Slashdot Mirror

← Back to Stories (view on slashdot.org)

Apple Yet To Push Patch For "Shellshock" Bug

Posted by timothy on from the everyone-has-their-reasons dept.

An anonymous reader writes "Open source operating systems vulnerable to the Shellshock bug have already pushed two patches to fix the vulnerability, but Apple has yet to issue one for Mac OS X. Ars Technica speculates that licensing issues may be giving Apple pause: "[T]he current [bash] version is released under the GNU Public License version 3 (GPLv3). Apple has avoided bundling GPLv3-licensed software because of its stricter license terms....Apple executives may feel they have to have their own developers make modifications to the bash code."" It's also worth noting that there are still flaws with the patches issued so far. Meanwhile, Fedora Magazine has published an easy-to-follow description of how Shellshock actually works. The Free Software Foundation has also issued a statement about Shellshock.

3 of 208 comments (clear)

  1. ~/.cshrc by Bing+Tsher+E · · Score: 4, Funny

    Is there anything I should add to my ~/.cshrc file to protect against this bug?

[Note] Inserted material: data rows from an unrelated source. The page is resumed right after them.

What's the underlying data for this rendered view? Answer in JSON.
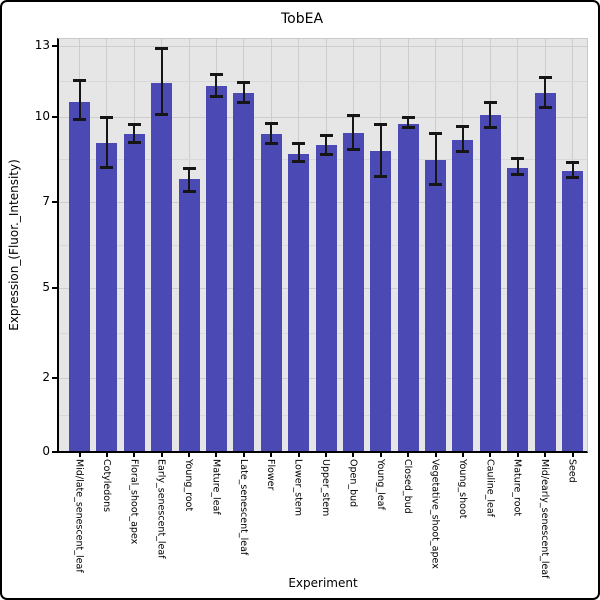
{
  "chart_data": {
    "type": "bar",
    "title": "TobEA",
    "xlabel": "Experiment",
    "ylabel": "Expression_(Fluor._Intensity)",
    "yticks": [
      0,
      2,
      5,
      7,
      10,
      13
    ],
    "ylim": [
      0,
      13.5
    ],
    "grid": true,
    "legend": false,
    "bar_color": "#4b49b4",
    "error_color": "#161616",
    "panel_bg": "#e6e6e6",
    "grid_color": "#cdcdcd",
    "categories": [
      "Mid/late_senescent_leaf",
      "Cotyledons",
      "Floral_shoot_apex",
      "Early_senescent_leaf",
      "Young_root",
      "Mature_leaf",
      "Late_senescent_leaf",
      "Flower",
      "Lower_stem",
      "Upper_stem",
      "Open_bud",
      "Young_leaf",
      "Closed_bud",
      "Vegetative_shoot_apex",
      "Young_shoot",
      "Cauline_leaf",
      "Mature_root",
      "Mid/early_senescent_leaf",
      "Seed"
    ],
    "series": [
      {
        "name": "Expression",
        "values": [
          10.65,
          9.1,
          9.4,
          11.45,
          7.8,
          11.3,
          11.0,
          9.4,
          8.7,
          9.0,
          9.45,
          8.8,
          9.75,
          8.5,
          9.2,
          10.1,
          8.2,
          11.0,
          8.1
        ],
        "error_low": [
          9.9,
          8.2,
          9.1,
          10.1,
          7.35,
          10.85,
          10.6,
          9.05,
          8.4,
          8.65,
          8.85,
          7.9,
          9.6,
          7.6,
          8.75,
          9.6,
          7.95,
          10.4,
          7.85
        ],
        "error_high": [
          11.55,
          10.0,
          9.75,
          12.9,
          8.2,
          11.8,
          11.5,
          9.8,
          9.1,
          9.35,
          10.1,
          9.75,
          10.0,
          9.45,
          9.7,
          10.65,
          8.55,
          11.7,
          8.4
        ]
      }
    ]
  }
}
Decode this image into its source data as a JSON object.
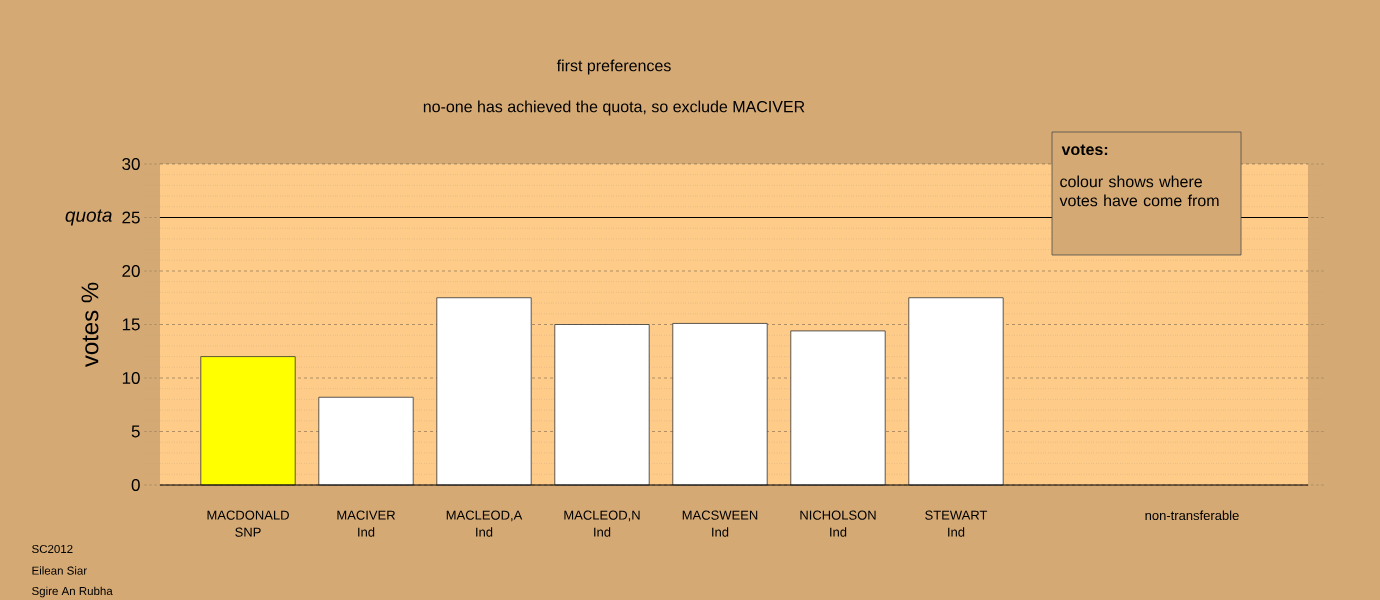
{
  "chart_data": {
    "type": "bar",
    "title": "first preferences",
    "subtitle": "no-one has achieved the quota, so exclude MACIVER",
    "ylabel": "votes %",
    "categories": [
      "MACDONALD SNP",
      "MACIVER Ind",
      "MACLEOD,A Ind",
      "MACLEOD,N Ind",
      "MACSWEEN Ind",
      "NICHOLSON Ind",
      "STEWART Ind",
      null,
      "non-transferable"
    ],
    "values": [
      12.0,
      8.2,
      17.5,
      15.0,
      15.1,
      14.4,
      17.5,
      null,
      null
    ],
    "colors": [
      "#ffff00",
      "#ffffff",
      "#ffffff",
      "#ffffff",
      "#ffffff",
      "#ffffff",
      "#ffffff",
      "#ffffff",
      "#ffffff"
    ],
    "ylim": [
      0,
      30
    ],
    "yticks": [
      0,
      5,
      10,
      15,
      20,
      25,
      30
    ],
    "grid": "y",
    "ref_lines": [
      {
        "axis": "y",
        "value": 25,
        "label": "quota"
      }
    ],
    "annotations": [
      "votes:",
      "colour shows where votes have come from",
      "SC2012",
      "Eilean Siar",
      "Sgire An Rubha"
    ]
  }
}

    1. Re:~/.cshrc by koan · · Score: 2, Funny

      Yeah a better operating system than OSX.

      --
      "If any question why we died, Tell them because our fathers lied."
  2. Re:Ars Technica speculates? by ceoyoyo · · Score: 3, Funny

    The GPL v4:

    You may not modify, distribute, publish, compile, share, view or in any other way make use of this source code without the express written permission of Richard M. Stallman. This is for the protection of your freedoms, comrade!